El médico camina hacia la sala de emergencia, pero antes de seguirlo me giro hacia Jamie para pedirle algo.
—Jamie, por favor, intenta que te den información de la maestra, se llama Dulce Sanders.
—Claro, ya vuelvo, dale un beso a Maddy de mi parte, dile que la quiero mucho.
Asiento y camino rápido para alcanzar al médico y este me conduce al cubículo en donde tienen a mi hija. El corazón me rebota contra el pecho apenas la veo, tan frágil, tan indefensa, con esos enormes ojos llenos de lágrimas. El recuerdo de la primera vez que la tuve en mis brazos me golpea con demasiada fuerza.
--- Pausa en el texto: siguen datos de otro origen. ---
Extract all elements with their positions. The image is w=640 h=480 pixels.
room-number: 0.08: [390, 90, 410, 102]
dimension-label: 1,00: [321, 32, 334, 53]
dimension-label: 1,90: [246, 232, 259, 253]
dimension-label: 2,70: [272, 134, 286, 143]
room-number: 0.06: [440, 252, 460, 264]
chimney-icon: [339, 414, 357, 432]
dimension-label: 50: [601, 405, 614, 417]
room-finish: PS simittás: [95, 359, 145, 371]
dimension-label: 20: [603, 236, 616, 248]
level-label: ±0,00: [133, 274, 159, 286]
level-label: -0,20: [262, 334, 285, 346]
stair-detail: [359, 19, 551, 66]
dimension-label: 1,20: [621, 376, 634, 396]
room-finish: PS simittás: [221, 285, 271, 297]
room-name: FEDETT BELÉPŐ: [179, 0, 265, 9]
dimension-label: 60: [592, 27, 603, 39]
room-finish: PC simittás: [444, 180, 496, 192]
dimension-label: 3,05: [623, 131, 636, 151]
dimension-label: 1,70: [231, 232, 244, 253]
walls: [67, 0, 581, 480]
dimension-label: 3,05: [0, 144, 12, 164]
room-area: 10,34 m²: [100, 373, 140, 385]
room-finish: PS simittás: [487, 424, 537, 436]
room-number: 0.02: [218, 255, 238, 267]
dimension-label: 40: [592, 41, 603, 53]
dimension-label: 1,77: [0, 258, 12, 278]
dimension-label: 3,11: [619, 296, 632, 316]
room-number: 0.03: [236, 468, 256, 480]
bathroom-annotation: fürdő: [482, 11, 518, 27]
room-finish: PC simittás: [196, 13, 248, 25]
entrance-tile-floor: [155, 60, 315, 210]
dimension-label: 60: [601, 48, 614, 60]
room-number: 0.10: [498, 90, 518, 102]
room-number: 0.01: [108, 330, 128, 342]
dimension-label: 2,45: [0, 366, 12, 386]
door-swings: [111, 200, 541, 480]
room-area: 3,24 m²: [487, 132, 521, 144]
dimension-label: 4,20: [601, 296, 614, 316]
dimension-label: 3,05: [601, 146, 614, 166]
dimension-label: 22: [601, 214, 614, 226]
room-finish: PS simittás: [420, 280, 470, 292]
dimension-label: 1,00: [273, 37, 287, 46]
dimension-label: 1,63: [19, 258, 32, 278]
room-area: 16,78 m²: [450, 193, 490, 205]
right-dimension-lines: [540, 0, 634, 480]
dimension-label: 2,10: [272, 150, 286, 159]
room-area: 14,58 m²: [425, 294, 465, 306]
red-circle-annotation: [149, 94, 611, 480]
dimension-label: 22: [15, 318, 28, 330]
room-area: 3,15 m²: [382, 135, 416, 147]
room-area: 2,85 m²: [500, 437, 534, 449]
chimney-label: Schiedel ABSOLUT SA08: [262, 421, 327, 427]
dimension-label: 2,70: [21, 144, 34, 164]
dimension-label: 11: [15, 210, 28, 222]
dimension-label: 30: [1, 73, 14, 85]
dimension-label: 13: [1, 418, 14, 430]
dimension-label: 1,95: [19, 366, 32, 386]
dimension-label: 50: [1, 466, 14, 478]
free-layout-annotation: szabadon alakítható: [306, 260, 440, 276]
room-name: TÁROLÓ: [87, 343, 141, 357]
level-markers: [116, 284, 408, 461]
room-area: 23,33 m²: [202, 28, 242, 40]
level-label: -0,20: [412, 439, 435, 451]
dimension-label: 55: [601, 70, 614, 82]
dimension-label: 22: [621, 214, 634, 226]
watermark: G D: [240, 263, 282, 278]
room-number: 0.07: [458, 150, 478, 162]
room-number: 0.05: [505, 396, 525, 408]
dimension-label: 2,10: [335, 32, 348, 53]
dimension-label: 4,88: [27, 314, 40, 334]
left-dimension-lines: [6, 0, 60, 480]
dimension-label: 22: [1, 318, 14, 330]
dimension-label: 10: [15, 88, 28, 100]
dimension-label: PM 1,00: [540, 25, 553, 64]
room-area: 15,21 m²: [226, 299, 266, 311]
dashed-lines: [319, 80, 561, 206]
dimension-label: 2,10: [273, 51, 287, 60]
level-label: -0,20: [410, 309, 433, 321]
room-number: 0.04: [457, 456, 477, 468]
—Papi —solloza cuando me ve y corro hacia ella para abrazarla.
Reconozco que no he sido el padre más presente, ni mucho menos el más cariñoso, y quizás por eso me resulta tan extraño que me diga papi y no papá como suele hacer; pero es mi hija, sangre de mi sangre y la amo, no sé qué haría si algo le pasara, estoy seguro de que perderla sería el único golpe del cual no me podría levantar.
La abrazo con fuerza y ella se queja.
—Lo siento, ¿te lastimé? —pregunto preocupado, ella niega pero igual comienzo a revisarla.
Su rostro está limpio, manchado solo por las lágrimas, y tal como dijo el médico solo veo un raspón y un hematoma en su codo y en su rodilla. Madison siempre ha sido una niña muy sana, nunca se ha enfermado y es tan tranquila y obediente que jamás se ha caído, por eso me cuesta tanto verla así.
—Solo me duele aquí. —Me muestra su codo lastimado.
—Vas a estar bien, ya lo verás.
—¿Y mi maestra? —pregunta con la voz quebrada.
Me encantaría decirle que su maestra está bien, que esa diminuta mujer de metro y medio, pero con la valentía de mil gigantes, está fuera de peligro, pero ni yo mismo lo sé. Esperó que sí, realmente lo espero porque ahora, le debo demasiado.
—Señor Hall, la habitación de Madison ya está lista para que la traslademos —interrumpe una enfermera.
Se lo agradezco internamente porque así no tendré que responder la pregunta de mi hija.